1940 – two experimental T-34 tanks, produced at the Kharkov steam locomotive plant, went on their own to Moscow.They were accompanied by two Voroshilovets tracked artillery tractors. The 750-kilometer test run was carried out in an atmosphere of complete secrecy: the tanks were removed from their weapons and camouflaged as tractors, the cars moved only along country roads. After the breakdown of one of the tanks in Belgorod (breakage of the main clutch), the convoy split. The first tank arrived on March 12 in Serpukhov, near Moscow, at machine-building plant No. 37. A couple of days later the second tank also arrived. The vehicles were repaired at the plant, and on the night of March 17, both tanks arrived at the Ivanovskaya Square of the Kremlin to demonstrate to the leaders of the party and government.The designers and the factory workers promised to quickly correct the identified shortcomings, and the T-34 was put into production. Production of “thirty-fours” began at two factories – Kharkov and Stalingrad. By June 22, 1941, 1,066 T-34 tanks were sent to the troops.

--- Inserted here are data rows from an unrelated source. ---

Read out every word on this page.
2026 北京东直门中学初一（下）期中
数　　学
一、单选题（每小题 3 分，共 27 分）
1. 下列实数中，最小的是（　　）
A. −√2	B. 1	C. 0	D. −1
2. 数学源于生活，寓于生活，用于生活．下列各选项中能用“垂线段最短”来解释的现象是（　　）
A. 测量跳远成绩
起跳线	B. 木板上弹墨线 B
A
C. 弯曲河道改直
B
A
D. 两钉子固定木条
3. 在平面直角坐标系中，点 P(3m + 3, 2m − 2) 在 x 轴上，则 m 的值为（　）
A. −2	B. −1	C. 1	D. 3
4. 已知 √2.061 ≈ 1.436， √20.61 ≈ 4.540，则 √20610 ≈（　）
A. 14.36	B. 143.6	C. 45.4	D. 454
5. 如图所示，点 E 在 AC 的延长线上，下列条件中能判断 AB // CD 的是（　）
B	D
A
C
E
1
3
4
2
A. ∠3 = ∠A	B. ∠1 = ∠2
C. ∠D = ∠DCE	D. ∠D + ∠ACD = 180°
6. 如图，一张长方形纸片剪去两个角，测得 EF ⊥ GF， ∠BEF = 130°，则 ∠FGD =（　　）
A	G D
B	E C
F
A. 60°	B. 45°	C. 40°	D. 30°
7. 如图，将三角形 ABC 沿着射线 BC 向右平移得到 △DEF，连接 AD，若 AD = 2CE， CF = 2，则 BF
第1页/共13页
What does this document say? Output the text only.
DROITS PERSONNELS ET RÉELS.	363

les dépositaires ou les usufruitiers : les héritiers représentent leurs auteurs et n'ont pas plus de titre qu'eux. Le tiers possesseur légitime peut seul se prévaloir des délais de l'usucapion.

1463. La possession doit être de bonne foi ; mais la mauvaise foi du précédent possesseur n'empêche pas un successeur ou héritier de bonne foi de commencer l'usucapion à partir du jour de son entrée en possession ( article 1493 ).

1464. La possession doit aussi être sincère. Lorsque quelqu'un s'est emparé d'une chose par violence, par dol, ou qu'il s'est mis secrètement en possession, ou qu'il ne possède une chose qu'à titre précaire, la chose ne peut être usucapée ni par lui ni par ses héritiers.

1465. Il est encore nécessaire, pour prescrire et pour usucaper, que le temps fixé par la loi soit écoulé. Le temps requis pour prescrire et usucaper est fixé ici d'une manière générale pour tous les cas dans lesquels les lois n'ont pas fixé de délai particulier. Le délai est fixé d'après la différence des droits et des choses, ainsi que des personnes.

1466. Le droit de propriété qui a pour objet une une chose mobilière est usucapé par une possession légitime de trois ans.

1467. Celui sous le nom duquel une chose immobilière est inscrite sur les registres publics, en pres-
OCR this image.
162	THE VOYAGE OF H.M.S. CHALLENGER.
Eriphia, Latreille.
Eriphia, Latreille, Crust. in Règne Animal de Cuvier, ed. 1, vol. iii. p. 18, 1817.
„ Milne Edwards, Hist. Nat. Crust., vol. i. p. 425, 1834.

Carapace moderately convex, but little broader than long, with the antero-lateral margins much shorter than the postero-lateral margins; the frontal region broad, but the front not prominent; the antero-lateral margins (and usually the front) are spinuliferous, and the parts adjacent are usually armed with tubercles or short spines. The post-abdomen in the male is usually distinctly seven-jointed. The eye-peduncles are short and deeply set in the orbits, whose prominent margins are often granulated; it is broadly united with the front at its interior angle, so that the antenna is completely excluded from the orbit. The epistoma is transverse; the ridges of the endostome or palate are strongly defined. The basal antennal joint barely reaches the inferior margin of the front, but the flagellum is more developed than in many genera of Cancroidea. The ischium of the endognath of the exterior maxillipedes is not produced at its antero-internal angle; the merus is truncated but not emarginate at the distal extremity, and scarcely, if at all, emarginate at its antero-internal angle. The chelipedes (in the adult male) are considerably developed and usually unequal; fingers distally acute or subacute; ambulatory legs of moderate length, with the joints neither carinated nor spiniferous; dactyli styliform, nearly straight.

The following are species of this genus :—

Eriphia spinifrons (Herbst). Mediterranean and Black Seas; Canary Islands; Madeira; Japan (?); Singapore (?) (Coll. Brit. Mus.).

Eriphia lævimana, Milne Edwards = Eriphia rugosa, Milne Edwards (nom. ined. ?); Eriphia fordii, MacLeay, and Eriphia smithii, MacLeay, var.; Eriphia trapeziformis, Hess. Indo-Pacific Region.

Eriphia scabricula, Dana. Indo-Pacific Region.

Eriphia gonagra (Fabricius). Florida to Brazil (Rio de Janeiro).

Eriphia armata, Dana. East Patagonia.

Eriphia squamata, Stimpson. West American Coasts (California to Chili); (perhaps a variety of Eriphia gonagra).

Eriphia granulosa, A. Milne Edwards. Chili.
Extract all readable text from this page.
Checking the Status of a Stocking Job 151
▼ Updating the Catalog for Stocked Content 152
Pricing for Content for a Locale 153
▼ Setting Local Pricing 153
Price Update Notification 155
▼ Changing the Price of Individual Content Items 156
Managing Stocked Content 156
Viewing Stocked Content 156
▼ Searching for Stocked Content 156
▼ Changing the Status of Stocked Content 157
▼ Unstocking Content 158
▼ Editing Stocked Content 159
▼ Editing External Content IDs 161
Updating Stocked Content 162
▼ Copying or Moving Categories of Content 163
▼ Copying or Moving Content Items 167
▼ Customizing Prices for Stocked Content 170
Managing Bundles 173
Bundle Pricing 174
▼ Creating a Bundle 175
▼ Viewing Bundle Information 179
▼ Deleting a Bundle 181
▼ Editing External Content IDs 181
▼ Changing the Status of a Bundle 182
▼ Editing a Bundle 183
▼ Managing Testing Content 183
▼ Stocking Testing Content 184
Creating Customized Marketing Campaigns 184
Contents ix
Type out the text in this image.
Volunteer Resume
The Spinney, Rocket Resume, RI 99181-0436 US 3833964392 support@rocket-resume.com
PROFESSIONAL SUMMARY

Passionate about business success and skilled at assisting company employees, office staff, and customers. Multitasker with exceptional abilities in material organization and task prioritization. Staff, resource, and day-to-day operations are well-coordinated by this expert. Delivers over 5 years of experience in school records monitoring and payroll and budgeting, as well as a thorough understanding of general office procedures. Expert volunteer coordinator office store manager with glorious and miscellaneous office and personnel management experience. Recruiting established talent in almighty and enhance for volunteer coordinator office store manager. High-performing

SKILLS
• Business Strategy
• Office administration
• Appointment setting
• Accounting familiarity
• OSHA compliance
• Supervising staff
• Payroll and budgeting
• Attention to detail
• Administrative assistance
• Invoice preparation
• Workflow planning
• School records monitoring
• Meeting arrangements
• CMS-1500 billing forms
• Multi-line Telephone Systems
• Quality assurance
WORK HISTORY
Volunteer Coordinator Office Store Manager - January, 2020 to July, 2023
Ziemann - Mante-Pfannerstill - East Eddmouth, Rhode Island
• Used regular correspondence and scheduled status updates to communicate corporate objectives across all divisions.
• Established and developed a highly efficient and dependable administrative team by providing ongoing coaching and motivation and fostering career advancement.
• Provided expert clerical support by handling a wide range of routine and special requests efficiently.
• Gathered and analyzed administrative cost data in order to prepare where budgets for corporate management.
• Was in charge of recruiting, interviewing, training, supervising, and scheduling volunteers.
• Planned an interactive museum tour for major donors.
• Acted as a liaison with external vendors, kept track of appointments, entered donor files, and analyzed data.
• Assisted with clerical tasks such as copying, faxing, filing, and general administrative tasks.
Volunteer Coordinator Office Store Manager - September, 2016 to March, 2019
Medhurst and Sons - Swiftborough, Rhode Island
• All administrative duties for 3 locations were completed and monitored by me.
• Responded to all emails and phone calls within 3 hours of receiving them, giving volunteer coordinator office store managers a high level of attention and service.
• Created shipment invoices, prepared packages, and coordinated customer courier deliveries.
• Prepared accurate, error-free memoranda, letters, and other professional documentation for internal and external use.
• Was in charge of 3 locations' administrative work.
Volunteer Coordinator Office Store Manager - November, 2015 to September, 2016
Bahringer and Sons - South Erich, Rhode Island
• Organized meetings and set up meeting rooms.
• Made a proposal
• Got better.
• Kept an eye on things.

1945 – in Hungary, near Lake Balaton, the offensive of German troops began. Hastily deployed from the Western Front, the 6th SS Panzer Army struck at the weakest formations of the 3rd Ukrainian Front – the 1st Bulgarian and 3rd Yugoslav armies.German troops managed to cross the Drava River outright and capture two bridgeheads – each up to 8 km deep along the front and up to 5 km deep. At 7 o’clock in the morning, after an hour-long artillery preparation, German troops launched an offensive in the sector of the 57th Army. At the cost of heavy losses, they managed to break into the defense of the army. But these were distracting actions. The Germans delivered the main blow between the lakes Velence and Balaton, in the sector of the 4th Guards and 26th armies of the 3rd Ukrainian Front. Up to a hundred German tanks and assault guns took part in the attacks simultaneously.Fierce fighting broke out. In the first five days, German troops managed to break through the main and second lines of defense. The newest “Royal Tigers”, equipped with the “Owl” night vision devices, operated successfully even on moonless nights.

But Hitler had no reserves. Having lost 40 thousand people and about 500 tanks, the Germans fizzled out. By March 15, the attacks had ceased, and in a number of sectors the enemy began to retreat. Chief of the General Staff of the Ground Forces Heinz Guderian wrote in his diary: “All chances for a major success have disappeared.The high fighting spirit of the SS divisions, which had been preserved until now, was lost. Under the cover of stubbornly fighting tankers, in spite of the order, entire units retreated. “The battle at Balaton was the last major offensive operation of the German armed forces in World War II. After repelling the onslaught, units of the 3rd Ukrainian Front went on the offensive against Vienna practically without an operational pause.

1984 – Motorola launches the world’s first portable cellular telephone, the DynaTAC 8000X.The development took 15 years, the company spent about $ 100 million on this project. The first commercial model of a mobile phone weighed about a kilogram and worked in standby mode for only 8-9 hours. But consumers were so impressed by the ability to always stay connected that several thousand Americans signed up for the DynaTAC 8000X. They were not deterred even by the price of the device – $ 3995.

It is curious that back in 1957, a Moscow engineer L. Kupriyanovich created a 3-kg mobile phone LK-1, as well as a base station connected to the city telephone exchange.